COBWEBS AND DUST
"The web of time was spun deeply in his eyes."
Old he was, as old as ageless, and beyond.
The sclera of his eyes was not the blue-white
of youth
nor the jaundiced yellow of old age,
but as vinegar brown as the desert sands.
The soft wet fullness of youth had left his
face
and so too had the furrowed wrinkles of age--
flat, drawn, with a patina of fine lines,
mere memories of wrinkles on mahogany and parchment.
Gone was the cornflower blue of his eyes,
washed away to gray by suns unnumbered,
with iril spokes of dull copper and old rust
and a pupil as clear and deep as the well of
time.
When he spoke, his voice came from deep within
him.
There was no crackle and quaver of age--
soft without the syllabance of whispers,
as full and low as the moan of a twisting tree.
He spoke of the feel of a holystoned wooden
deck,
of the feel of a rope underfoot and his chest
on a spar,
of pulling seventy-five pounds of coarse woven
canvas
and tying off in blue water under a Caribbean
sun.
He spoke of the tang of salt and the smell
of sea life,
of putting tar on his hair to keep it from
blowing,
of the slow rumble and sharp crack of a sail
in tack
of baking suns and cool nights and a halo around
the moon.
He spoke of the rhythmic drum of his pony’s
hooves,
of turning his toes inward to hold in gallop
of the nocking of the arrow and the whistle
of the fletch,
and the falling of the buffalo in the knee-high
prairie grasses.
He spoke of a fine dry snow that squeaked underfoot,
of cold pouring like water down the sides of
the tipii,
of the warm naked body veside him under the
robes,
of the children and the old ones and the life
all around him.
He spoke of the wall of heat and sun bright
coals,
of the acrid fumes of iron and sulfur and tempering
oil,
of the streaks of fire--comets from his hammer
strikes,
and the wroughting of a casting into a short
lethal sword.
He spoke teasingly of the smithy’s pox,
of the white spots on the arms of all who work
iron,
He spoke of the stench and the terror and the
screams
of the boy who died when the crucible slipped.
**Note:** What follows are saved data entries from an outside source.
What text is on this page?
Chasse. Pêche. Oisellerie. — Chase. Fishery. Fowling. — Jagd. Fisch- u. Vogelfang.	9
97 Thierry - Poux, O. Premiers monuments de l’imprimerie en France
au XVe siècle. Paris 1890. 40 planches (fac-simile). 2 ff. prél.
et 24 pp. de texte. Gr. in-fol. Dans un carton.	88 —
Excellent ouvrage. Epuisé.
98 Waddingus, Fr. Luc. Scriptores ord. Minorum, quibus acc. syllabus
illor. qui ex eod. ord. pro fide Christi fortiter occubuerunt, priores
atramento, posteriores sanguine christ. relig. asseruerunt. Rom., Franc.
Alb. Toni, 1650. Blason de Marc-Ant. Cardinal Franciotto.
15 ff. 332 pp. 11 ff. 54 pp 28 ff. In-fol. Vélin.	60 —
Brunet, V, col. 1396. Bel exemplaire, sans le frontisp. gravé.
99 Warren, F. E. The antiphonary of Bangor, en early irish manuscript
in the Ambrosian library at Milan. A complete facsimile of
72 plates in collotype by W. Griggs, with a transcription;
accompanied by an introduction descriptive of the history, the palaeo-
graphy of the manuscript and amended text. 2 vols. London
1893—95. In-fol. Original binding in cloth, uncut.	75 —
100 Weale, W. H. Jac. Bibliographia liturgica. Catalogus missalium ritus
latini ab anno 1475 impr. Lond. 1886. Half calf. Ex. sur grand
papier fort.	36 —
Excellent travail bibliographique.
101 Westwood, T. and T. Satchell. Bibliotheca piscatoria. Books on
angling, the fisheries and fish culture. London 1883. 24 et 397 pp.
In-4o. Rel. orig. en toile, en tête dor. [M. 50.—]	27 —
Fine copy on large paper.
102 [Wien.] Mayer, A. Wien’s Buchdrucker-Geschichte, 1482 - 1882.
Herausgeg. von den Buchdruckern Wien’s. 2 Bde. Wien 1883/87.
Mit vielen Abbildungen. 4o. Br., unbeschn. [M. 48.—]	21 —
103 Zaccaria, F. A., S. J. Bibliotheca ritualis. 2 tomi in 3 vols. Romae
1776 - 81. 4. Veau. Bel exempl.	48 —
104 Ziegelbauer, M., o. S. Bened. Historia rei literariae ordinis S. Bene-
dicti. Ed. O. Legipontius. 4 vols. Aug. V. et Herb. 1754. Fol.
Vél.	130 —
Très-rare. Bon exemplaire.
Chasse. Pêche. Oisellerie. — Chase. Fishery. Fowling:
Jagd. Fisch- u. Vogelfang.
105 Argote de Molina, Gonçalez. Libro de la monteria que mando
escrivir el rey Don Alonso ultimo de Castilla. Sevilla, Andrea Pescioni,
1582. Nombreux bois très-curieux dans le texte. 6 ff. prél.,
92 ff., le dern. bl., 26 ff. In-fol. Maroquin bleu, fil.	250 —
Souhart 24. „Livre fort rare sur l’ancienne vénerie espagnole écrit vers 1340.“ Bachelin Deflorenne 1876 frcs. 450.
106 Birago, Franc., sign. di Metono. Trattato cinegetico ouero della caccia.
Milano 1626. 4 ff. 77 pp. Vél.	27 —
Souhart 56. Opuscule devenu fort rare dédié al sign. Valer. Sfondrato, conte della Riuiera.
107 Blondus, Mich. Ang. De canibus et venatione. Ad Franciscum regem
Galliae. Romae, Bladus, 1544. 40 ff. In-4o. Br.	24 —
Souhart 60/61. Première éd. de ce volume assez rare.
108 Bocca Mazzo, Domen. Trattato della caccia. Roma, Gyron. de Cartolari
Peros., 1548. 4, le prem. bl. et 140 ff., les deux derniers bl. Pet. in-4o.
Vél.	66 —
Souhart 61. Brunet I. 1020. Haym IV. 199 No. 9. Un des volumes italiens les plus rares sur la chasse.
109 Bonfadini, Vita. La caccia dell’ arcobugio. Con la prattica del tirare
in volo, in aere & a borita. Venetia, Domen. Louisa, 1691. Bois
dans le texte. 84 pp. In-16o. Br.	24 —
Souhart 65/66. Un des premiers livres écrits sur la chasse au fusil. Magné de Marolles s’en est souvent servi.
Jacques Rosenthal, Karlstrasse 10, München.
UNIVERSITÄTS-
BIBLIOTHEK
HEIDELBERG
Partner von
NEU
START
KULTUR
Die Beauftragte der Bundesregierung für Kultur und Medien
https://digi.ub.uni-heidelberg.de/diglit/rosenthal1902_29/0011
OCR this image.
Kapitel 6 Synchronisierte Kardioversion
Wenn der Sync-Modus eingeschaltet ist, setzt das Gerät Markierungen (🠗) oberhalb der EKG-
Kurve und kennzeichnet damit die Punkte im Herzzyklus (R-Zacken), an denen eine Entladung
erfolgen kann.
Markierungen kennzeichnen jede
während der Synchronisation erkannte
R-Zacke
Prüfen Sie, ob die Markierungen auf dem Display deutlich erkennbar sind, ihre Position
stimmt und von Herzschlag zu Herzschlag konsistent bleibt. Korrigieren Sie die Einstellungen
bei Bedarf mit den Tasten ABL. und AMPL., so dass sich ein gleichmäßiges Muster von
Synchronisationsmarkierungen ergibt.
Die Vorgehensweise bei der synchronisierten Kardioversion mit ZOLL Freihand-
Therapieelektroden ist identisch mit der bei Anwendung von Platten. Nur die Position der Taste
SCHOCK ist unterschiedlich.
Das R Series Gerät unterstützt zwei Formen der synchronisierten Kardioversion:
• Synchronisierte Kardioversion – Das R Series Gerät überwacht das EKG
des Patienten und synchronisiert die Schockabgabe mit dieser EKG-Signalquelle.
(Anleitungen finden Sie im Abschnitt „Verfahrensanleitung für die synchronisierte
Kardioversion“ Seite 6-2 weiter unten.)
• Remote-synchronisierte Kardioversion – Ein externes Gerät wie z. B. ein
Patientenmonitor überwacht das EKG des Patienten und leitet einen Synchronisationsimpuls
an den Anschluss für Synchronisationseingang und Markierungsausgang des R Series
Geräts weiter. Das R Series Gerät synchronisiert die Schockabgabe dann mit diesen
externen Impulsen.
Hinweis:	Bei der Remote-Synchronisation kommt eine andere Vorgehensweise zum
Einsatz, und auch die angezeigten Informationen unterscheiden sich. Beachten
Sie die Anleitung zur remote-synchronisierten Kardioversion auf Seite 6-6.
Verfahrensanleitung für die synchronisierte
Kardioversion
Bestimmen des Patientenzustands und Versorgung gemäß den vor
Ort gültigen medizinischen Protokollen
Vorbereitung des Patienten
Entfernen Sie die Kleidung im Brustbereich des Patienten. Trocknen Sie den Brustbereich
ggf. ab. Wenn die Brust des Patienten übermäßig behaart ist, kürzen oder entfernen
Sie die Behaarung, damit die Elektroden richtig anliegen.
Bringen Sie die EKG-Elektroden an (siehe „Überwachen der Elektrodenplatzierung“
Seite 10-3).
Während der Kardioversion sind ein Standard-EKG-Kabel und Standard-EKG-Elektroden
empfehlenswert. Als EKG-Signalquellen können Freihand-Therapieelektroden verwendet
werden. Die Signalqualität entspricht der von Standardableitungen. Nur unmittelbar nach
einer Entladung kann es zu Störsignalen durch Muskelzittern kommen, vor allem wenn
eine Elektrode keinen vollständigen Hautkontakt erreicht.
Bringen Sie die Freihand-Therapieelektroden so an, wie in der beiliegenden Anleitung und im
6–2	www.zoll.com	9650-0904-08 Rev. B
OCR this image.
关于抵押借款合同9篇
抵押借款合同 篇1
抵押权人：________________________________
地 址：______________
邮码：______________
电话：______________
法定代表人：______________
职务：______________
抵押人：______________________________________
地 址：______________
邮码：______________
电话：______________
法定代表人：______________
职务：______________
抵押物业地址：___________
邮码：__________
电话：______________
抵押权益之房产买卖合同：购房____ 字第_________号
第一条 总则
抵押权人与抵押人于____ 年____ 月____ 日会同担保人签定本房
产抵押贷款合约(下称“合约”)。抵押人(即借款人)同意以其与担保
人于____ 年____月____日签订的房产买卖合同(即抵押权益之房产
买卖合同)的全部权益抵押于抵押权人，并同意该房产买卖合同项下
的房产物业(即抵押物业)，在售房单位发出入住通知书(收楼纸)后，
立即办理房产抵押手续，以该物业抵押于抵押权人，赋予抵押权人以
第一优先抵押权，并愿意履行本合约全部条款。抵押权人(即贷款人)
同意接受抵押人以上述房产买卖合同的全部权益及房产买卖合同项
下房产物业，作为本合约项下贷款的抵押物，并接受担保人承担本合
I listened to his words and heard truths,
verifiable by the casual offhand authenticity,
the random details that could only come
from someone who had been there and done that.
Even so, young as I was, I did the arithmetic
and knew with my logical mind
that he could not have been a weaponsmith in
the 1500s,
an Amerind in the 1600s, or a sailor in the
1700s.
And yet I knew that he spoke truth,
spoke of what he had lived, what he had learned,
spoke from memory, not theory nor textbooks.
Old he was, as old as ageless, and beyond.
The heaven mythologies explained it clearly;
the spirit is bound to the life of the man--
upon death, it touches all other spirits,
sees through their lives, remembers their memories.
The boundary of death separates the spirits;
the living are not one with the dead,
The boundary is sharp and short,
a matter of a gasp and a few minutes only.
The old man’s life was measured by a cosmic
clock,
marked out in years, not minutes,
His boundary was not a line, but a field,
and in his slow crossing, he could know spirits
on both sides.
As I grow older, I ponder upon the man.
Already, I am feeling the loss of passion,
the serene slowing of time and movement.
I grow drier and weightless and detached.
I welcome with joy the growing knowledge,
the revealing of memories that have always
existed
in the air and the water and the light around
me.
The spirit expands when the body contracts.
If I am truly lucky, I will be like him.
I will live beyond my life span
and someone will someday say of me
"The web of time is spun deeply in his eyes."